"About Lily?"
"No; it was written long, long ago. But about heaven."
"Is it true, muddie?"
"Oh yes! God wrote it; that is, He told His servants what to write in it."
"Do read to me about heaven, muddie. Lily was good, wasn't she? I'll be good, too."
Janet had a beautiful Bible, one of her wedding presents. It lay on a little velvet-covered table, and it was not dusty, because Janet kept everything very neat and nice. But it was quite as new-looking as when she first had it, and she had no other. However, she opened it now, and after much turning over its leaves, she read some verses from the last two chapters of the Revelation.
But either this was above the child's comprehension, or some strange instinct told him more than Janet could say, for he set up a terrified cry, and declared with tears and sobs that "he did not want to go to heaven—it was too grand and big. And oh, Lily would not like it either."
It was long before Janet could quiet her boy; and as she sat beside his little bed that evening, and saw how disfigured his pretty little face was, all tear-stained and red, and how every now and then a great sob shook his slender frame, she began to wonder what on earth she could say to quiet him when next he "wanted Lily."
Moreover, his cry that "Lily would not like it" had awakened an echo in her aching heart. That little timid, loving girl of hers, so easily frightened, so apt to cling to "muddie"—ah, what a poor little thing to go all alone into a strange place, however beautiful, where she knew no one!
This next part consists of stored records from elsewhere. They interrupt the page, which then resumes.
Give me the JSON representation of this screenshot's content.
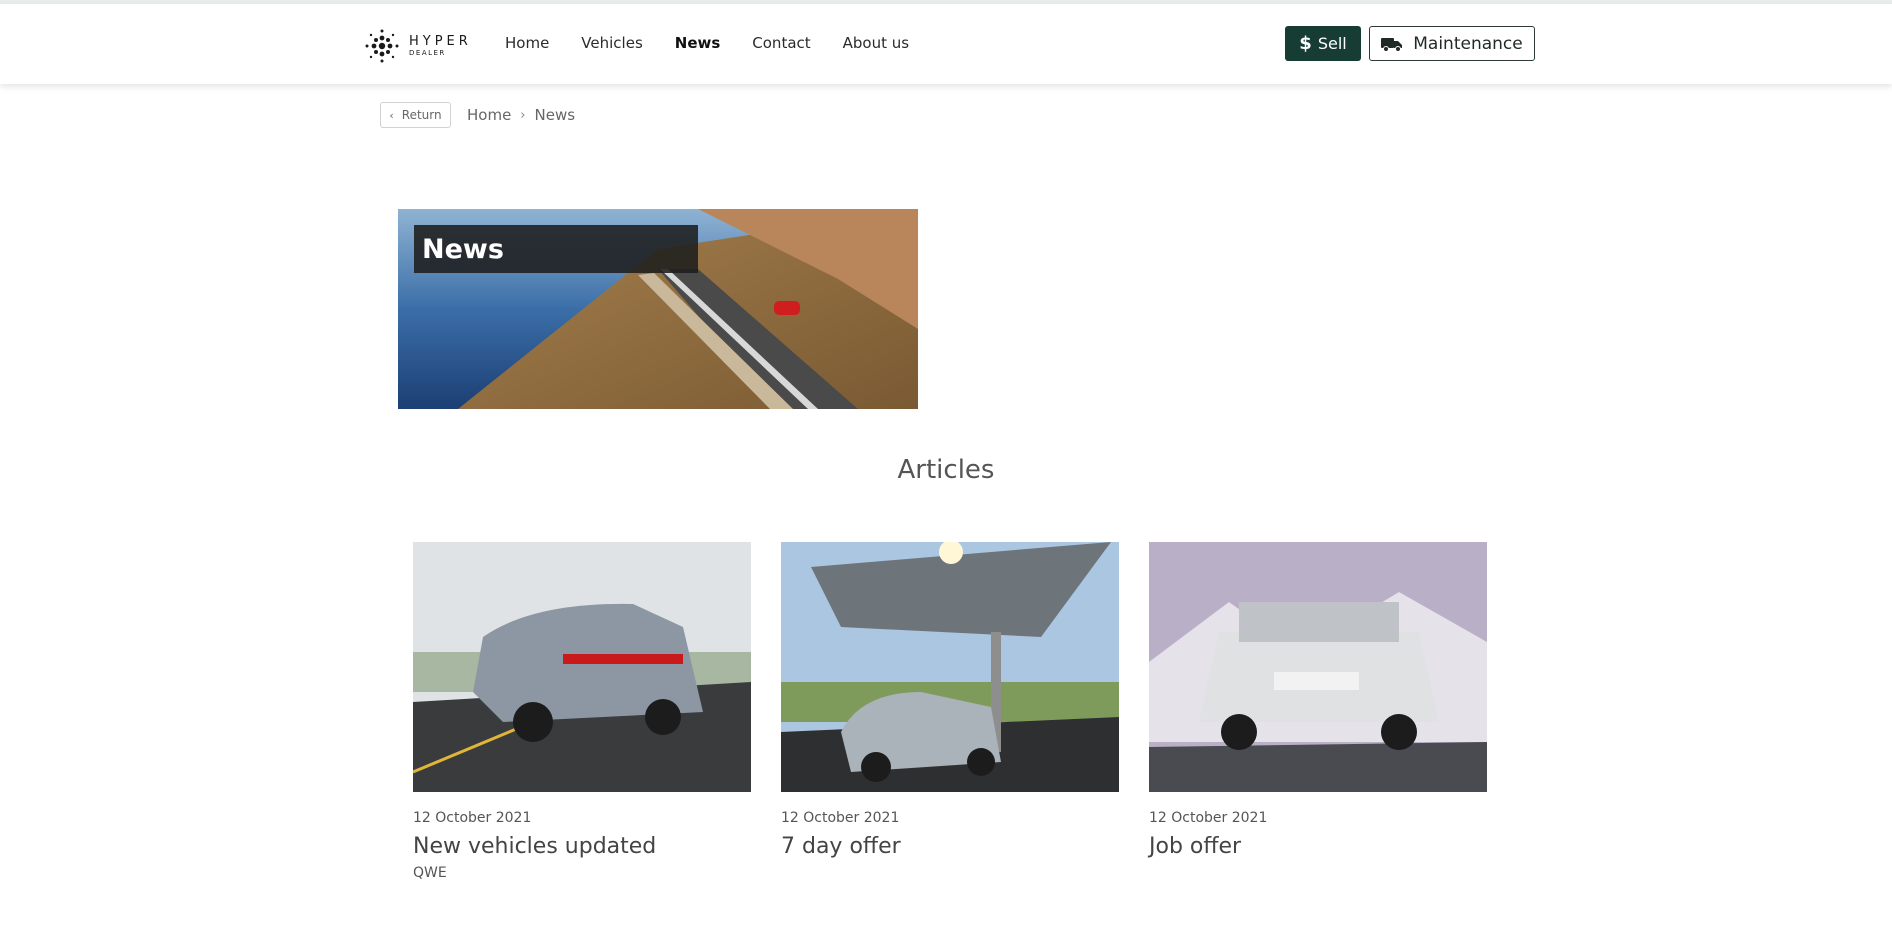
{
  "brand": {
    "line1": "HYPER",
    "line2": "DEALER"
  },
  "nav": [
    {
      "label": "Home",
      "active": false
    },
    {
      "label": "Vehicles",
      "active": false
    },
    {
      "label": "News",
      "active": true
    },
    {
      "label": "Contact",
      "active": false
    },
    {
      "label": "About us",
      "active": false
    }
  ],
  "actions": {
    "sell_label": "Sell",
    "maintenance_label": "Maintenance"
  },
  "breadcrumb": {
    "return_label": "Return",
    "items": [
      "Home",
      "News"
    ]
  },
  "hero": {
    "title": "News"
  },
  "articles_heading": "Articles",
  "articles": [
    {
      "date": "12 October 2021",
      "title": "New vehicles updated",
      "subtitle": "QWE"
    },
    {
      "date": "12 October 2021",
      "title": "7 day offer",
      "subtitle": ""
    },
    {
      "date": "12 October 2021",
      "title": "Job offer",
      "subtitle": ""
    }
  ],
  "colors": {
    "accent": "#173c34",
    "text": "#2b2b2b"
  },
  "icons": [
    "logo-icon",
    "dollar-icon",
    "truck-icon",
    "chevron-left-icon",
    "chevron-right-icon"
  ]
}
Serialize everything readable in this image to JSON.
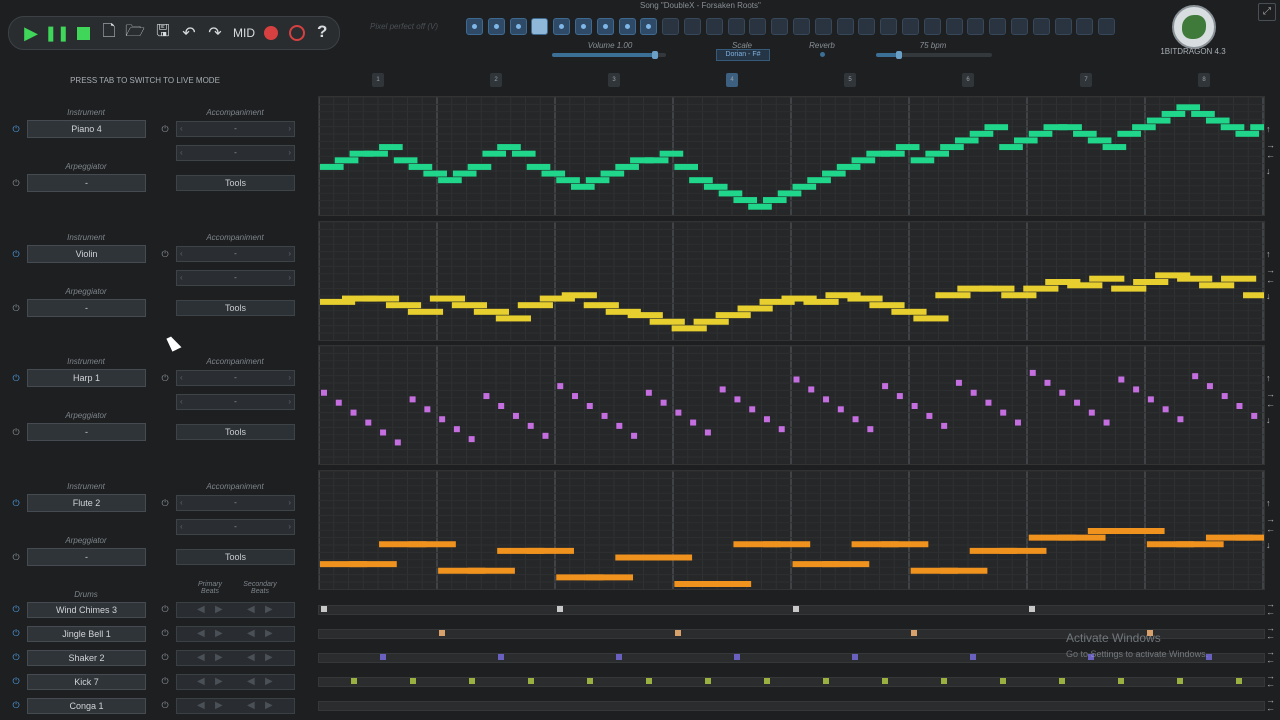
{
  "toolbar": {
    "buttons": [
      "play-icon",
      "pause-icon",
      "stop-icon",
      "new-file-icon",
      "open-folder-icon",
      "save-icon",
      "undo-icon",
      "redo-icon"
    ],
    "mid_label": "MID",
    "help_label": "?"
  },
  "header": {
    "song_title": "Song \"DoubleX - Forsaken Roots\"",
    "pitch_hint": "Pixel perfect off (V)",
    "volume_label": "Volume 1.00",
    "volume_level": 0.9,
    "scale_label": "Scale",
    "scale_value": "Dorian - F#",
    "reverb_label": "Reverb",
    "tempo_label": "75 bpm",
    "tempo_level": 0.2,
    "version": "1BITDRAGON 4.3"
  },
  "tab_hint": "PRESS TAB TO SWITCH TO LIVE MODE",
  "patterns": {
    "count": 30,
    "active": [
      true,
      true,
      true,
      "sel",
      true,
      true,
      true,
      true,
      true,
      false,
      false,
      false,
      false,
      false,
      false,
      false,
      false,
      false,
      false,
      false,
      false,
      false,
      false,
      false,
      false,
      false,
      false,
      false,
      false,
      false
    ]
  },
  "measures": [
    "1",
    "2",
    "3",
    "4",
    "5",
    "6",
    "7",
    "8"
  ],
  "selected_measure": 3,
  "instruments": [
    {
      "label_instrument": "Instrument",
      "name": "Piano 4",
      "label_accomp": "Accompaniment",
      "accomp1": "-",
      "accomp2": "-",
      "label_arp": "Arpeggiator",
      "arp": "-",
      "tools": "Tools",
      "color": "#1fd68a"
    },
    {
      "label_instrument": "Instrument",
      "name": "Violin",
      "label_accomp": "Accompaniment",
      "accomp1": "-",
      "accomp2": "-",
      "label_arp": "Arpeggiator",
      "arp": "-",
      "tools": "Tools",
      "color": "#e6cf2e"
    },
    {
      "label_instrument": "Instrument",
      "name": "Harp 1",
      "label_accomp": "Accompaniment",
      "accomp1": "-",
      "accomp2": "-",
      "label_arp": "Arpeggiator",
      "arp": "-",
      "tools": "Tools",
      "color": "#c46ee0"
    },
    {
      "label_instrument": "Instrument",
      "name": "Flute 2",
      "label_accomp": "Accompaniment",
      "accomp1": "-",
      "accomp2": "-",
      "label_arp": "Arpeggiator",
      "arp": "-",
      "tools": "Tools",
      "color": "#f0921e"
    }
  ],
  "drums": {
    "label": "Drums",
    "primary_label": "Primary Beats",
    "secondary_label": "Secondary Beats",
    "rows": [
      {
        "name": "Wind Chimes 3",
        "color": "#c8c8c8",
        "beats": [
          0,
          8,
          16,
          24
        ]
      },
      {
        "name": "Jingle Bell 1",
        "color": "#d8a06a",
        "beats": [
          4,
          12,
          20,
          28
        ]
      },
      {
        "name": "Shaker 2",
        "color": "#6a60c0",
        "beats": [
          2,
          6,
          10,
          14,
          18,
          22,
          26,
          30
        ]
      },
      {
        "name": "Kick 7",
        "color": "#9ab040",
        "beats": [
          1,
          3,
          5,
          7,
          9,
          11,
          13,
          15,
          17,
          19,
          21,
          23,
          25,
          27,
          29,
          31
        ]
      },
      {
        "name": "Conga 1",
        "color": "#808080",
        "beats": []
      }
    ]
  },
  "watermark": {
    "title": "Activate Windows",
    "subtitle": "Go to Settings to activate Windows."
  }
}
Janet lived to see that these thoughts were very ignorant, and even now she had a dim feeling that she was wrong to think, thus; and so, between a desire to comfort Frank and a terrible need of comfort for herself, she began to turn over the pages of her neglected Bible, and to read a little here and there.
And if ever people tell you that there is no comfort and no help to be found in the Bible, just remember that this is generally said by people who do not read it. Janet presently came upon the story of the little ones brought to Christ for a blessing, taken up in His arms, welcomed and loved. "Suffer little children to come unto Me, for of such is the kingdom of heaven." Yes, Lily was a lovely, innocent, good child; her mother could quite believe that "of such are the kingdom of heaven." And Christ was there; Lily would have been "suffered" to go to Him. It was a ray of comfort—just a ray of that "Light that lighteth every man"—the first that had shone into Janet's heart. But the rays of that Sun have a most wonderful power of increasing and brightening. Janet soon read her Bible for other things besides a need of comfort. She was not clever, but she had plenty of good sense; and before long, she was a different woman, and her two little boys were carefully taught and trained.